In the first section of his great elegy for William Butler Yeats, W. H. Auden shows us a world in which the great poet dies quietly, away from the noise and bustle of lives that go on and on:

But in the importance and noise of to-morrow

When the brokers are roaring like beasts on the floor of the Bourse,

And the poor have the sufferings to which they are fairly accustomed,

And each in the cell of himself is almost convinced of his freedom,

A few thousand will think of this day

As one thinks of a day when one did something slightly unusual.

How in our busyness and our manifold occupations we cannot pause to attend to death, the passing of someone who in his own way was important — this was a theme of Auden’s in those days. In “Musée des Beaux Arts,” a slightly earlier poem, he had written of how miraculous events and terrible ones happen while no one can be bothered to look:

even the dreadful martyrdom must run its course

Anyhow in a corner, some untidy spot

Where the dogs go on with their doggy life and the torturer’s horse

Scratches its innocent behind on a tree.

This morning I awoke to the news that Seamus Heaney has died. Search for his name in a Twitter client and the results multiply second by second, scrolling, filling the screen over and over. But of course in any given Twitter feed the references pop up amidst the quotidian. My friend Brian Phillips offered beautiful recollections of Heaney that, as they appeared before my eyes, were punctuated by others’ tweets about Syria, comical cats, and the rigors of the morning commute. The cats go on with their catty life.

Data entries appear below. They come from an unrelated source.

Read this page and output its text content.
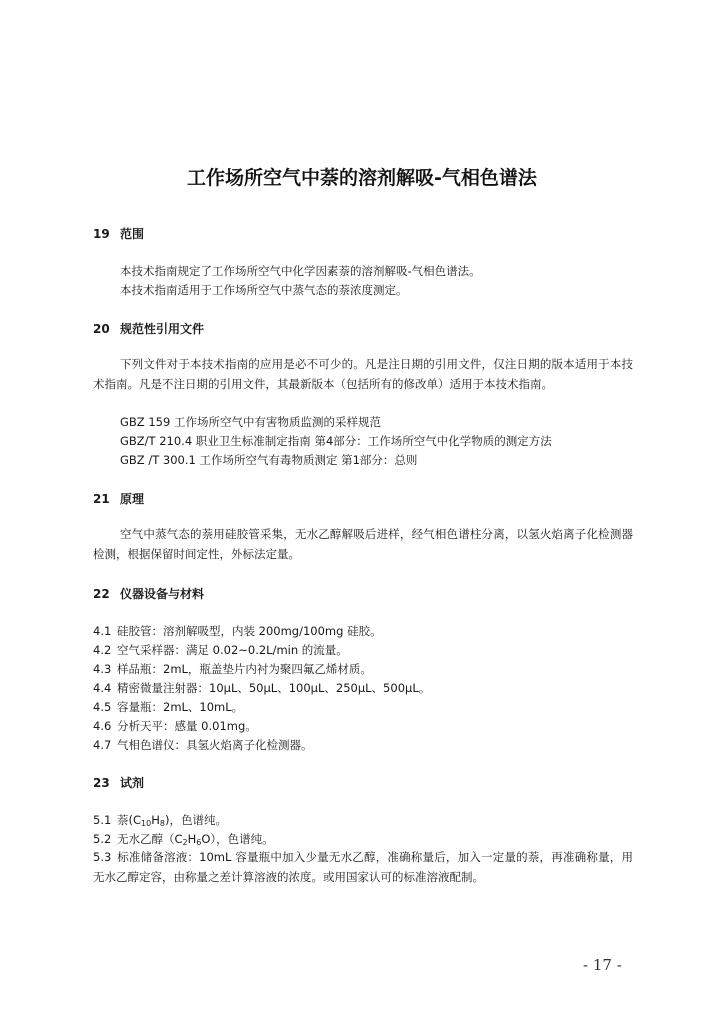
工作场所空气中萘的溶剂解吸-气相色谱法
19 范围
本技术指南规定了工作场所空气中化学因素萘的溶剂解吸-气相色谱法。
本技术指南适用于工作场所空气中蒸气态的萘浓度测定。
20 规范性引用文件
下列文件对于本技术指南的应用是必不可少的。凡是注日期的引用文件，仅注日期的版本适用于本技术指南。凡是不注日期的引用文件，其最新版本（包括所有的修改单）适用于本技术指南。
GBZ 159 工作场所空气中有害物质监测的采样规范
GBZ/T 210.4 职业卫生标准制定指南 第4部分：工作场所空气中化学物质的测定方法
GBZ /T 300.1 工作场所空气有毒物质测定 第1部分：总则
21 原理
空气中蒸气态的萘用硅胶管采集，无水乙醇解吸后进样，经气相色谱柱分离，以氢火焰离子化检测器检测，根据保留时间定性，外标法定量。
22 仪器设备与材料
4.1 硅胶管：溶剂解吸型，内装 200mg/100mg 硅胶。
4.2 空气采样器：满足 0.02~0.2L/min 的流量。
4.3 样品瓶：2mL，瓶盖垫片内衬为聚四氟乙烯材质。
4.4 精密微量注射器：10μL、50μL、100μL、250μL、500μL。
4.5 容量瓶：2mL、10mL。
4.6 分析天平：感量 0.01mg。
4.7 气相色谱仪：具氢火焰离子化检测器。
23 试剂
5.1 萘$(C_{10}H_8)$，色谱纯。
5.2 无水乙醇$(C_2H_6O)$，色谱纯。
5.3 标准储备溶液：10mL 容量瓶中加入少量无水乙醇，准确称量后，加入一定量的萘，再准确称量，用无水乙醇定容，由称量之差计算溶液的浓度。或用国家认可的标准溶液配制。
- 17 -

Yeats died on January 28, 1939, two days after Auden had arrived, by ocean liner, in New York City. Auden might have read about the older poet’s death in the New York Times or the Herald Tribune, or heard the news on the radio. When Dickens died in 1870, his many American fans read about it in their newspapers, but the newspapers received the information first via telegraph. Before the telegraph, international news would have traveled by ship, and the farther back you go in time the more irregular were those voyages and the more haphazard the information they carried.

I don’t know what’s better, what’s worse. Important and trivial news have always traveled together, to be sorted out differently by people with differing interests. The last time Twitter was totally overwhelmed by someone’s death was, I guess, Whitney Houston’s, and I was frustrated that day by how impossible it was to avoid hearing the same things about her over and over again unless you had a Twitter client that could mute keywords — which I had, and which I used.

There won’t be nearly as much attention given to Heaney today as there was to Whitney Houston when she passed, but there will be a good bit in my Twitter timeline, because I follow a good many literary people. I’m looking forward to it. There will be links to poems, which I will read with pleasure. There may be more stories like Brian’s. I smile to think that the world’s consumption of Guinness will receive a considerable boost today, as many dark glasses will be lifted in the poet’s honor.

This much is clear: a great poet has died, and mere hours after “his last afternoon as himself” millions and millions of people will know that it has happened. Perhaps more people will learn of Heaney’s death than of any other poet’s demise, ever. This is an odd thought that I don’t know what to do with. In any event, the poetry remains — the poetry that took long slow hours to make and rewards long slow hours of reading. And it will remain, for those who care to seek it, on pages and screens alike. “Let the Irish vessel lie, / Emptied of its poetry.”